Tucker’s not breathing, and I can’t find a pulse. There’s a fucking bruise around his goddamn throat like someone choked him to death. I glance at the mutilated body further in the room, rage burning through my veins, but I can’t focus on the anger. I won’t let those thoughts sink in and pull me under. I refuse to let it happen.
I start chest compressions, desperately trying to beat the life back into him. He can’t die. I won’t let him. I won’t let him die and leave me here without him. Non-negotiable.
What the fuck is the pattern?
How do I do this right? How many times do I have to pump his chest before I give him breath?
His ribs crack beneath my hands, and I release a wordless, agonized shout. The sound of his breaking body is never going to leave my mind.
I stop, only long enough to bring my mouth to his and force air into his lungs.
I stare down at him, waiting for the big ass breath of life like in the movies.
Nothing. Still nothing. No sign of life, and I’m losing the fight against my panic. I hear movement behind me, but none of it matters. Nothing matters if I can’t get this asshole’s heart to start beating. If I can’t get him to breathe.
I check for a pulse again, still nothing. His lips are blue. The color of his face is so pale and so wrong.
“Fuck!”
Again.
I start again. More compressions. Another crack. Another breath into his mouth.
Repeat.
Repeat.
Repeat.
“Ray…”
A hand closes around my arm, and I don’t know who it is. I don’t stop to find out, shrugging it off and checking for a pulse again.
Is that something?I can’t tell. My own heart is ready to pound out of my chest and every part of me feels on fire.
I feel for his breath and still nothing. How long have I been doing this? How much longer is it going to take before this body below me is Tucker again?
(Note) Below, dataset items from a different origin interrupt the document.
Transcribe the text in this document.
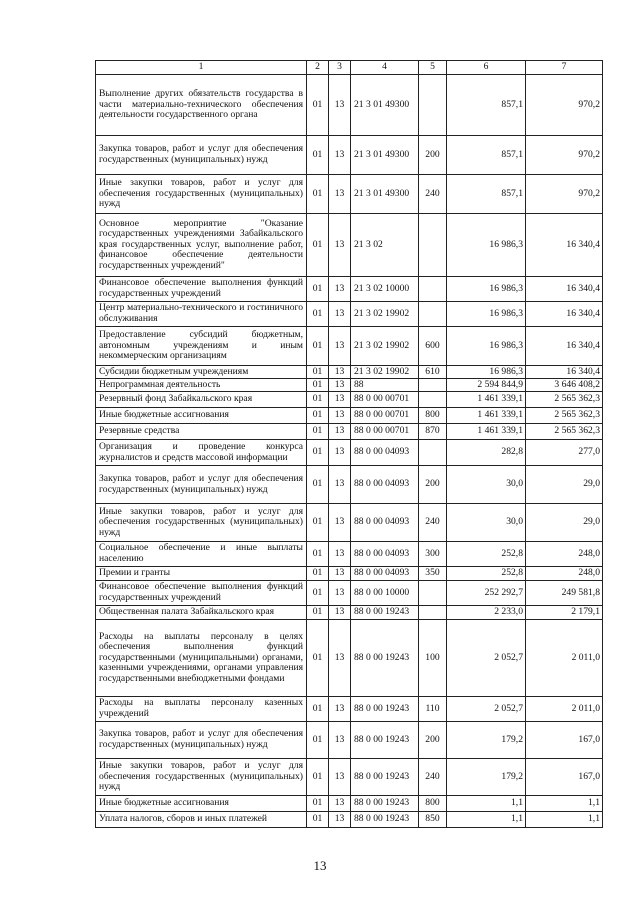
1	2	3	4	5	6	7
Выполнение других обязательств государства в части материально-технического обеспечения деятельности государственного органа	01	13	21 3 01 49300		857,1	970,2
Закупка товаров, работ и услуг для обеспечения государственных (муниципальных) нужд	01	13	21 3 01 49300	200	857,1	970,2
Иные закупки товаров, работ и услуг для обеспечения государственных (муниципальных) нужд	01	13	21 3 01 49300	240	857,1	970,2
Основное мероприятие "Оказание государственных учреждениями Забайкальского края государственных услуг, выполнение работ, финансовое обеспечение деятельности государственных учреждений"	01	13	21 3 02		16 986,3	16 340,4
Финансовое обеспечение выполнения функций государственных учреждений	01	13	21 3 02 10000		16 986,3	16 340,4
Центр материально-технического и гостиничного обслуживания	01	13	21 3 02 19902		16 986,3	16 340,4
Предоставление субсидий бюджетным, автономным учреждениям и иным некоммерческим организациям	01	13	21 3 02 19902	600	16 986,3	16 340,4
Субсидии бюджетным учреждениям	01	13	21 3 02 19902	610	16 986,3	16 340,4
Непрограммная деятельность	01	13	88		2 594 844,9	3 646 408,2
Резервный фонд Забайкальского края	01	13	88 0 00 00701		1 461 339,1	2 565 362,3
Иные бюджетные ассигнования	01	13	88 0 00 00701	800	1 461 339,1	2 565 362,3
Резервные средства	01	13	88 0 00 00701	870	1 461 339,1	2 565 362,3
Организация и проведение конкурса журналистов и средств массовой информации	01	13	88 0 00 04093		282,8	277,0
Закупка товаров, работ и услуг для обеспечения государственных (муниципальных) нужд	01	13	88 0 00 04093	200	30,0	29,0
Иные закупки товаров, работ и услуг для обеспечения государственных (муниципальных) нужд	01	13	88 0 00 04093	240	30,0	29,0
Социальное обеспечение и иные выплаты населению	01	13	88 0 00 04093	300	252,8	248,0
Премии и гранты	01	13	88 0 00 04093	350	252,8	248,0
Финансовое обеспечение выполнения функций государственных учреждений	01	13	88 0 00 10000		252 292,7	249 581,8
Общественная палата Забайкальского края	01	13	88 0 00 19243		2 233,0	2 179,1
Расходы на выплаты персоналу в целях обеспечения выполнения функций государственными (муниципальными) органами, казенными учреждениями, органами управления государственными внебюджетными фондами	01	13	88 0 00 19243	100	2 052,7	2 011,0
Расходы на выплаты персоналу казенных учреждений	01	13	88 0 00 19243	110	2 052,7	2 011,0
Закупка товаров, работ и услуг для обеспечения государственных (муниципальных) нужд	01	13	88 0 00 19243	200	179,2	167,0
Иные закупки товаров, работ и услуг для обеспечения государственных (муниципальных) нужд	01	13	88 0 00 19243	240	179,2	167,0
Иные бюджетные ассигнования	01	13	88 0 00 19243	800	1,1	1,1
Уплата налогов, сборов и иных платежей	01	13	88 0 00 19243	850	1,1	1,1
13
“Rayner,” Dane says my name, my fucking name again, in that tone. That I’m so sorry tone.
Again.
Again.
Again.
I’m not stopping. I don’t care how many times they try to pull me away. I’m not giving up on him.
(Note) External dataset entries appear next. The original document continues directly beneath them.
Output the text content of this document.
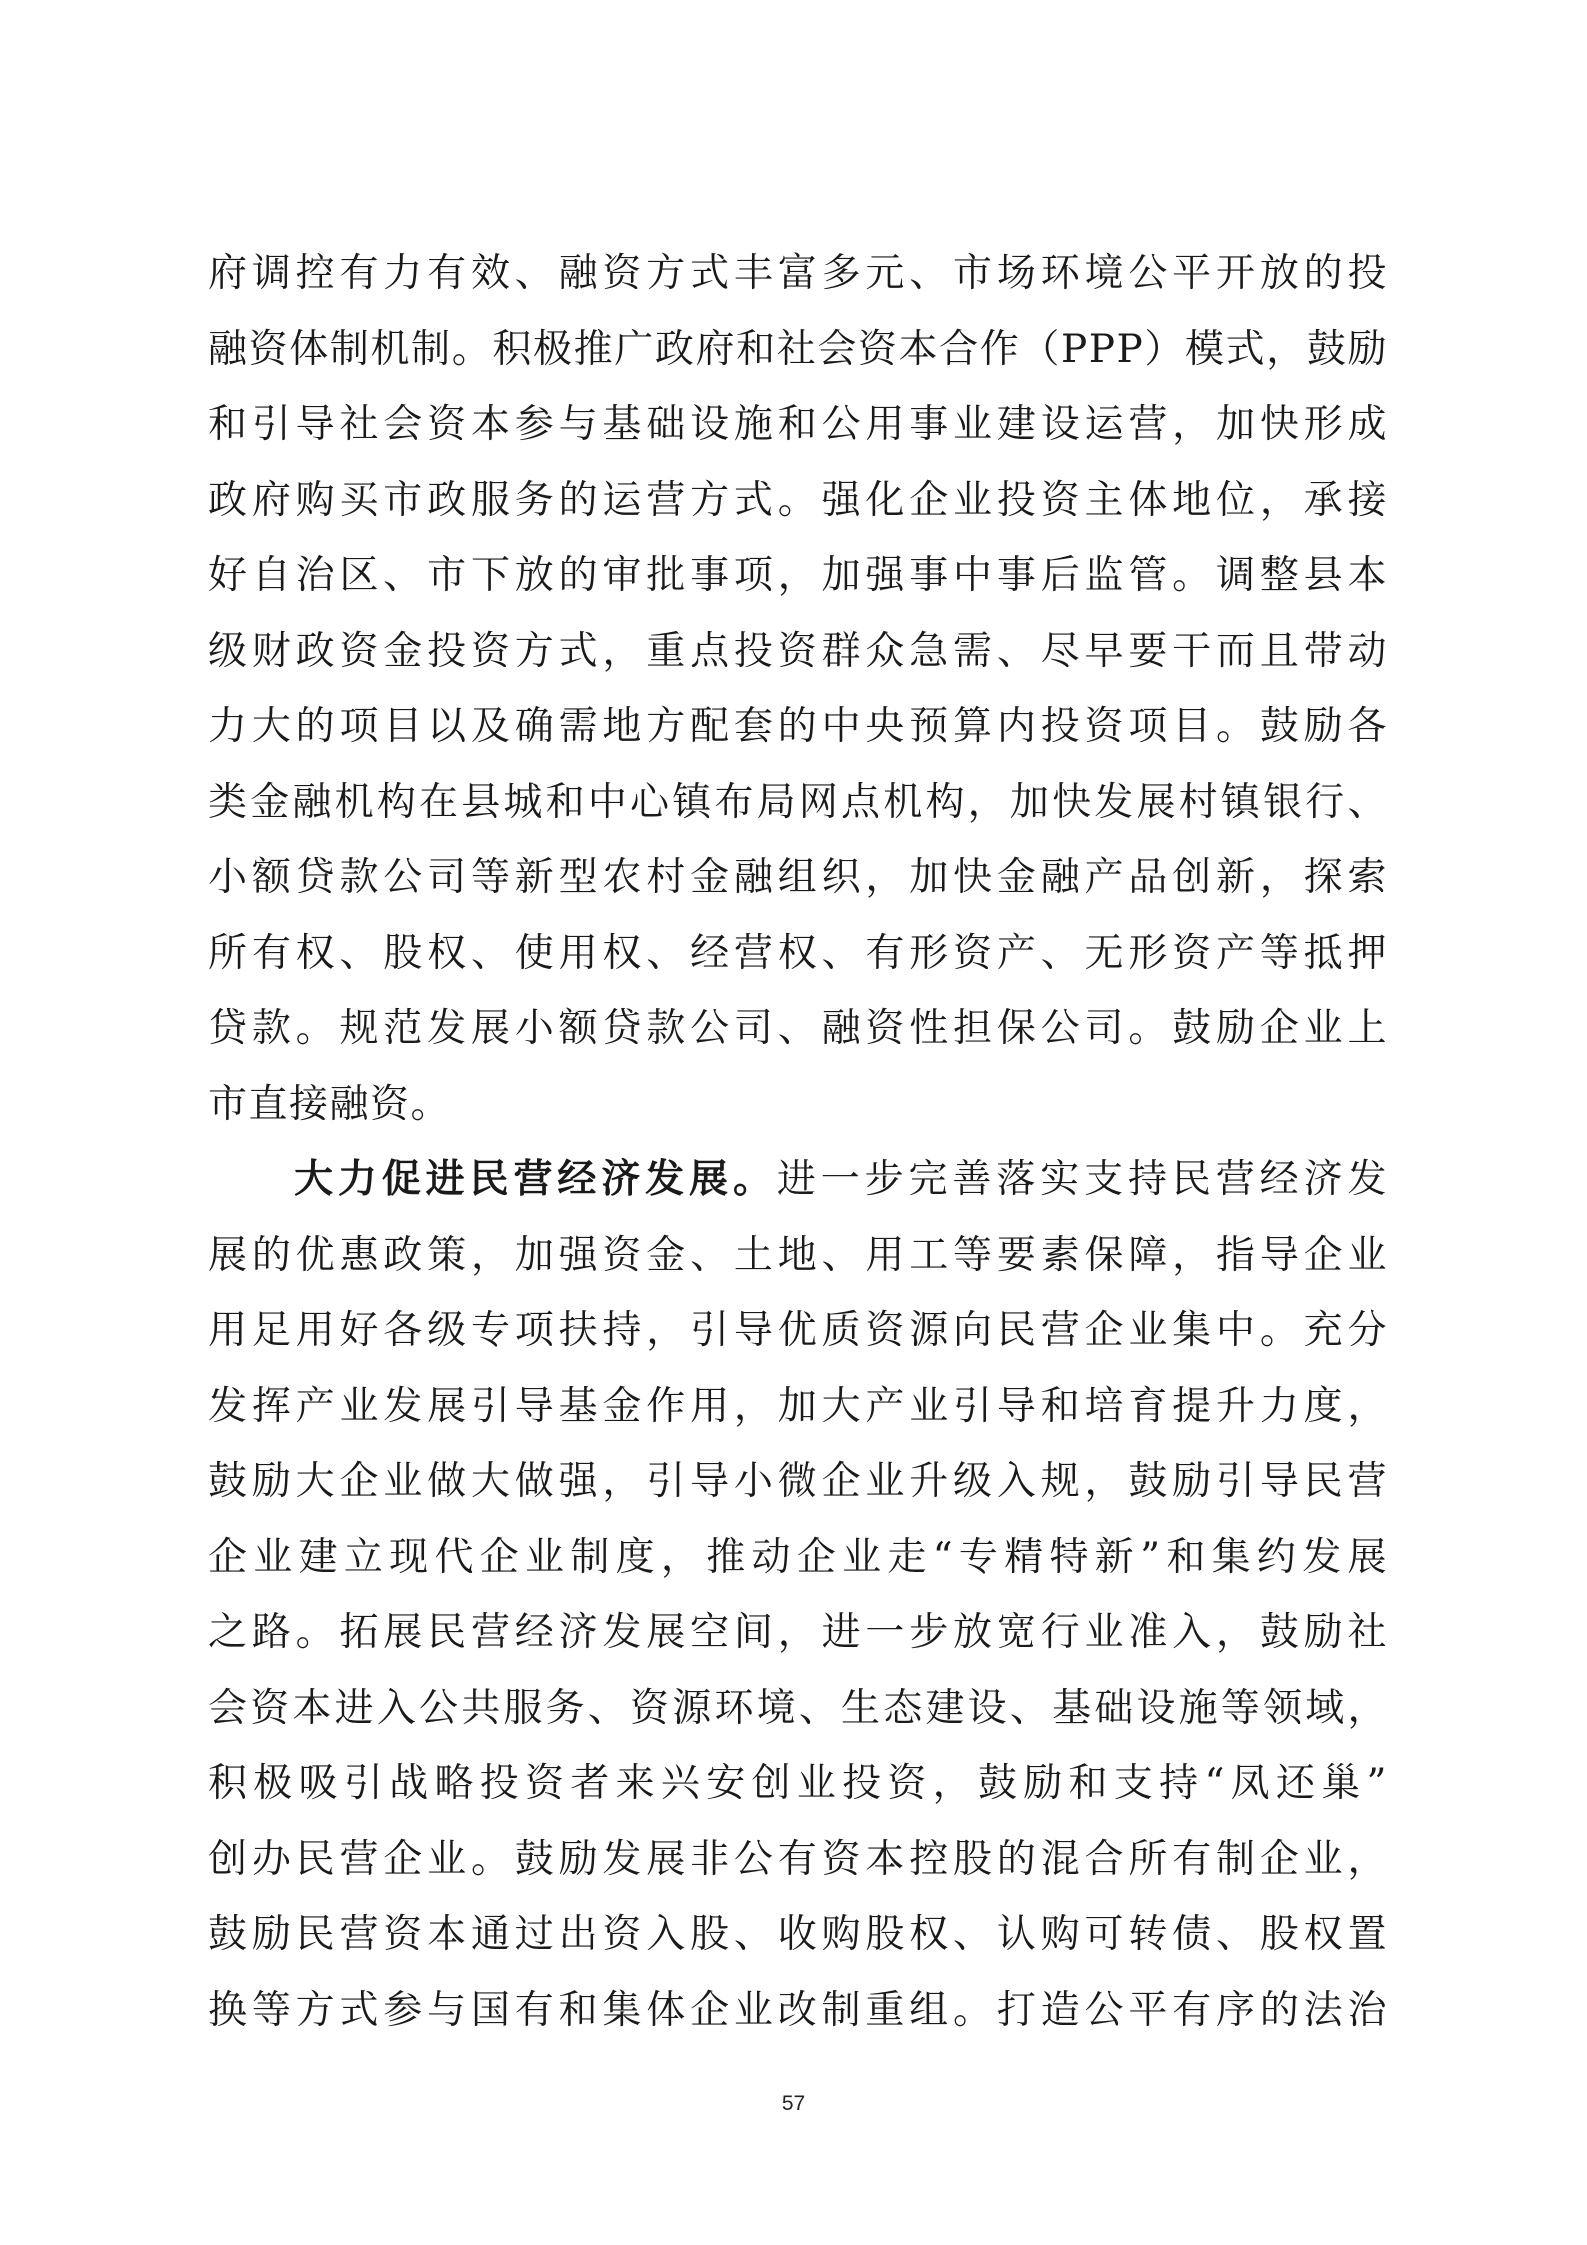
府调控有力有效、融资方式丰富多元、市场环境公平开放的投
融资体制机制。积极推广政府和社会资本合作（PPP）模式，鼓励
和引导社会资本参与基础设施和公用事业建设运营，加快形成
政府购买市政服务的运营方式。强化企业投资主体地位，承接
好自治区、市下放的审批事项，加强事中事后监管。调整县本
级财政资金投资方式，重点投资群众急需、尽早要干而且带动
力大的项目以及确需地方配套的中央预算内投资项目。鼓励各
类金融机构在县城和中心镇布局网点机构，加快发展村镇银行、
小额贷款公司等新型农村金融组织，加快金融产品创新，探索
所有权、股权、使用权、经营权、有形资产、无形资产等抵押
贷款。规范发展小额贷款公司、融资性担保公司。鼓励企业上
市直接融资。
大力促进民营经济发展。进一步完善落实支持民营经济发
展的优惠政策，加强资金、土地、用工等要素保障，指导企业
用足用好各级专项扶持，引导优质资源向民营企业集中。充分
发挥产业发展引导基金作用，加大产业引导和培育提升力度，
鼓励大企业做大做强，引导小微企业升级入规，鼓励引导民营
企业建立现代企业制度，推动企业走“专精特新”和集约发展
之路。拓展民营经济发展空间，进一步放宽行业准入，鼓励社
会资本进入公共服务、资源环境、生态建设、基础设施等领域，
积极吸引战略投资者来兴安创业投资，鼓励和支持“凤还巢”
创办民营企业。鼓励发展非公有资本控股的混合所有制企业，
鼓励民营资本通过出资入股、收购股权、认购可转债、股权置
换等方式参与国有和集体企业改制重组。打造公平有序的法治
57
I push air into his lungs again and hold myself above his chest, my heart in my throat.
A breath! I felt a breath, I’m sure of it. I stop, waiting, begging whatever force is out there to listen to me, to give me this one thing.
It feels like an eternity passes when I take my hands off his chest and watch him, watch for the sign of life I know is there.
The smallest movement, the shallowest breath, and my entire body threatens to collapse on top of him. He’s got a fighting shot. Relief floods into me so strongly it feels like I’ve been launched out of my own body.
“Hospital. Now!” I turn to shout the words and see three stunned faces. “Go! I’m not losing him!”
The nearest hospital is an hour away. If he crashes again, I’ll keep it going. I’ll give him CPR the whole way there, but this is it. He’s going to be okay.